First there is heavy reliance on what the account doesn’t say, and at the same time perhaps a too detailed analysis of word choices in what it does say. For example, Eve says that God commanded them not to touch the fruit, whereas when God is quoted directly by the author the part about not touching isn’t there. Did Eve embellish or not? No way of knowing, the fact that the earlier account doesn’t mention it doesn’t mean that it wasn’t said. That Eve is embellishing is a very common interpretation, but I think it has to be pure speculation. God probably said a lot more to Adam than the few words captured here. With a word picture we have to be careful not to fall into the trap of over literalizing which YEC is so prone to. Even if the account were strictly literal we couldn’t assume Eve isn’t telling the truth.

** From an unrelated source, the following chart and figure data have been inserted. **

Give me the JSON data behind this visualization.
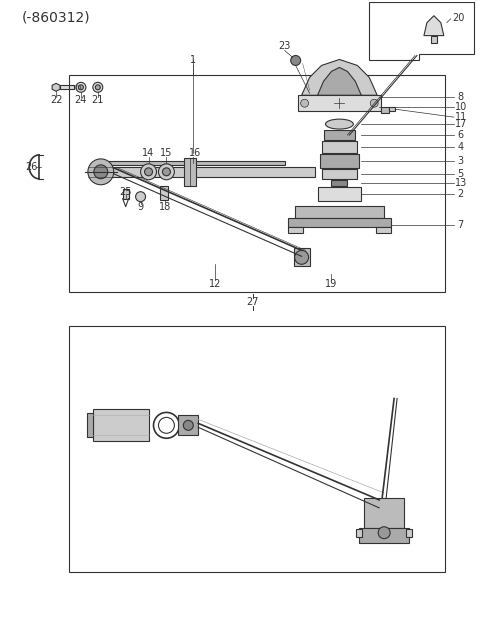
{
  "title": "(-860312)",
  "bg_color": "#ffffff",
  "line_color": "#333333",
  "title_fontsize": 10,
  "label_fontsize": 7,
  "fig_width": 4.8,
  "fig_height": 6.24,
  "dpi": 100
}
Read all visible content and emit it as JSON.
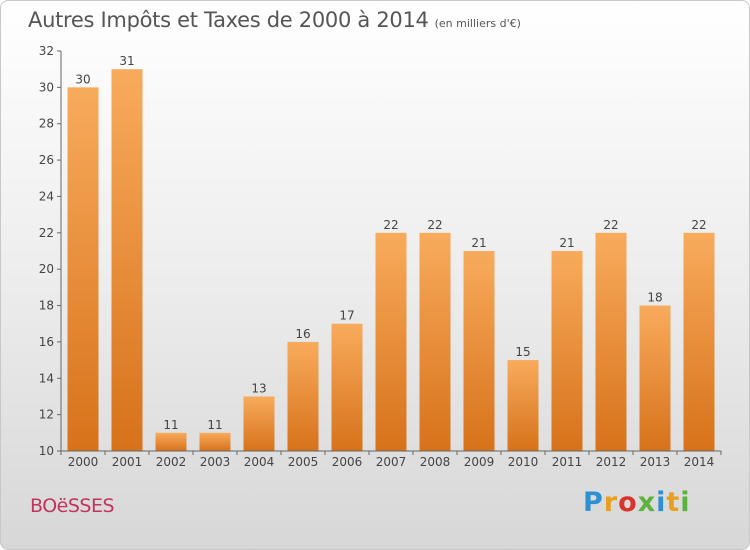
{
  "header": {
    "title": "Autres Impôts et Taxes de 2000 à 2014",
    "subtitle": "(en milliers d'€)"
  },
  "commune": "BOëSSES",
  "logo": {
    "text": "Proxiti",
    "letters": [
      {
        "ch": "P",
        "color": "#2e8fd1"
      },
      {
        "ch": "r",
        "color": "#e8a020"
      },
      {
        "ch": "o",
        "color": "#d8342c"
      },
      {
        "ch": "x",
        "color": "#5bb23c"
      },
      {
        "ch": "i",
        "color": "#2e8fd1"
      },
      {
        "ch": "t",
        "color": "#e8a020"
      },
      {
        "ch": "i",
        "color": "#5bb23c"
      }
    ]
  },
  "chart_data": {
    "type": "bar",
    "categories": [
      "2000",
      "2001",
      "2002",
      "2003",
      "2004",
      "2005",
      "2006",
      "2007",
      "2008",
      "2009",
      "2010",
      "2011",
      "2012",
      "2013",
      "2014"
    ],
    "values": [
      30,
      31,
      11,
      11,
      13,
      16,
      17,
      22,
      22,
      21,
      15,
      21,
      22,
      18,
      22
    ],
    "ylim": [
      10,
      32
    ],
    "yticks": [
      10,
      12,
      14,
      16,
      18,
      20,
      22,
      24,
      26,
      28,
      30,
      32
    ],
    "data_labels": true,
    "grid": false,
    "colors": {
      "bar_light": "#f8ab5c",
      "bar_dark": "#d7721a",
      "axis": "#666666",
      "text": "#444444"
    }
  }
}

But the bigger issue is that the interpretation fails to deal with the interpretation presented in the New Testament. Isolating a study of the fall to just the symbolic account in Genesis doesn’t yield much fruit that we can hang our hat on. Genesis isn’t a full theological explanation of the fall any more than it is a strictly literal historical account. We have to turn to the full range of New Testament interpretation for that. Any defense of a particular interpretation of the fall must take the whole of what the Bible says into account. All views of creation and the fall seem to center too much on Genesis 1-3 and mining the details for what may or may not be there.
I am not directly arguing against the theory presented. Just that it cannot be convincing without a more Biblically comprehensive analysis.